Cela fut dit d’un ton plein d’humanité, si simple, si touchant, que la pauvre mère en eut les larmes aux yeux. Et cela fut dit de cette voix caressante qui me semblait prêter au moindre mot banal la douceur passionnée du plus tendre serment !

Je m’esquivai, la poitrine en révolution, ivre de bonheur. La nature embellie m’entourait de promesses. Je n’avais jamais rien vu d’aussi agréable que ce sentier d’herbes folles, côtoyé de buttes verdoyantes. Le soleil, brillant à travers les jeunes frondaisons, paraissait y donner une fête en mon honneur. Les fleurettes n’étaient vives, les oiselets n’avaient de ramages que pour me féliciter. Le printemps ne régnait qu’à cause de mon amour. Je chuchotais : « Je suis heureux ! J’aime ! Merci, les pâquerettes ; merci, le bouvreuil ; merci, merci, soleil, azur, papillons… Bien gentils, bravo ! » Et je portais mon cœur comme un ostensoir.
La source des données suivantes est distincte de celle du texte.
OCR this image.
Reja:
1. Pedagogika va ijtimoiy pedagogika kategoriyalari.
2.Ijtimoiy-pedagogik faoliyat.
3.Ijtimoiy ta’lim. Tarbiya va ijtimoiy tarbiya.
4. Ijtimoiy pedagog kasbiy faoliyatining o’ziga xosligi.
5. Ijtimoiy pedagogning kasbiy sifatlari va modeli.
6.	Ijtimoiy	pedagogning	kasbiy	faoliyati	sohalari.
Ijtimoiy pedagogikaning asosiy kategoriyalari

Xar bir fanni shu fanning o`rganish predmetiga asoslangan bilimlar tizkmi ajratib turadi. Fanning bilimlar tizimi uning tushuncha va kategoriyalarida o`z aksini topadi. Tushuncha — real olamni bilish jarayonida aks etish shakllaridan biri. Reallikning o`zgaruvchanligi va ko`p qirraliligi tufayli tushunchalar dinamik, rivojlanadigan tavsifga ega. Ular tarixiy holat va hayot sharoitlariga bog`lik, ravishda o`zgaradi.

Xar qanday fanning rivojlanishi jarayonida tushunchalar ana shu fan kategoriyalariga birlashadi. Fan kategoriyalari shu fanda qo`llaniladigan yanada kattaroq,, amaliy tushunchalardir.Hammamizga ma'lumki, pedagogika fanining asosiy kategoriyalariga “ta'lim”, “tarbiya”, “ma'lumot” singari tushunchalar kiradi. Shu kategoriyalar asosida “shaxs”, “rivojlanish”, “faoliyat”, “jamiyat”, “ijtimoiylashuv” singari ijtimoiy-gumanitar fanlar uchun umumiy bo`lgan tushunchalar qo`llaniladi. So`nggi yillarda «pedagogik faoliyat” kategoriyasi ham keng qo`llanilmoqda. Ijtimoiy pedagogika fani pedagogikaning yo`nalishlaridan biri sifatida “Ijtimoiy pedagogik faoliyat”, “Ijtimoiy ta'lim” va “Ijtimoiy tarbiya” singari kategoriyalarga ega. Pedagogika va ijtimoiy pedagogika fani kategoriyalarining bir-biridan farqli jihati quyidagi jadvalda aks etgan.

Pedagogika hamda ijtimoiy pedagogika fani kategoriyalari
Pourtant, cette fin de journée était, à vrai dire, plus estivale que printanière. Une chaleur prématurée cuisait la terre, et, comme une énorme montagne de neige étincelante, un nuage monstrueux encombrait le sud-ouest.

J’allais. Tout à coup, sortant du rêve, je fis la réflexion que Jean Lebris avait marché singulièrement vite… Ou bien s’était-il engagé dans une autre direction ? Le sentier bifurquait derrière moi ; pouvait-on supposer que l’aveugle se fût hasardé… Non. La bifurcation se coudait à main gauche, et je savais que Jean prenait soin de traîner sa canne au long du talus de droite… C’est, du moins, ce qu’il m’avait dit. Mais, à tout prendre, fallait-il le croire ?… L’incident de la montre m’obsédait.

Je m’arrêtai. On n’entendait que le fourmillement des sous-bois dans le calme orageux de l’espace et, plus loin, le murmure étouffé de la bourgade. Je retins un appel ; mon jeu, au contraire, était le silence. Jean se croyait seul au milieu des fourrés ; le retrouver en tapinois, l’épier, voilà le plan ; l’attendre, au besoin, en arrière, à la bifurcation, sans faire de bruit, peut-être même sans se montrer…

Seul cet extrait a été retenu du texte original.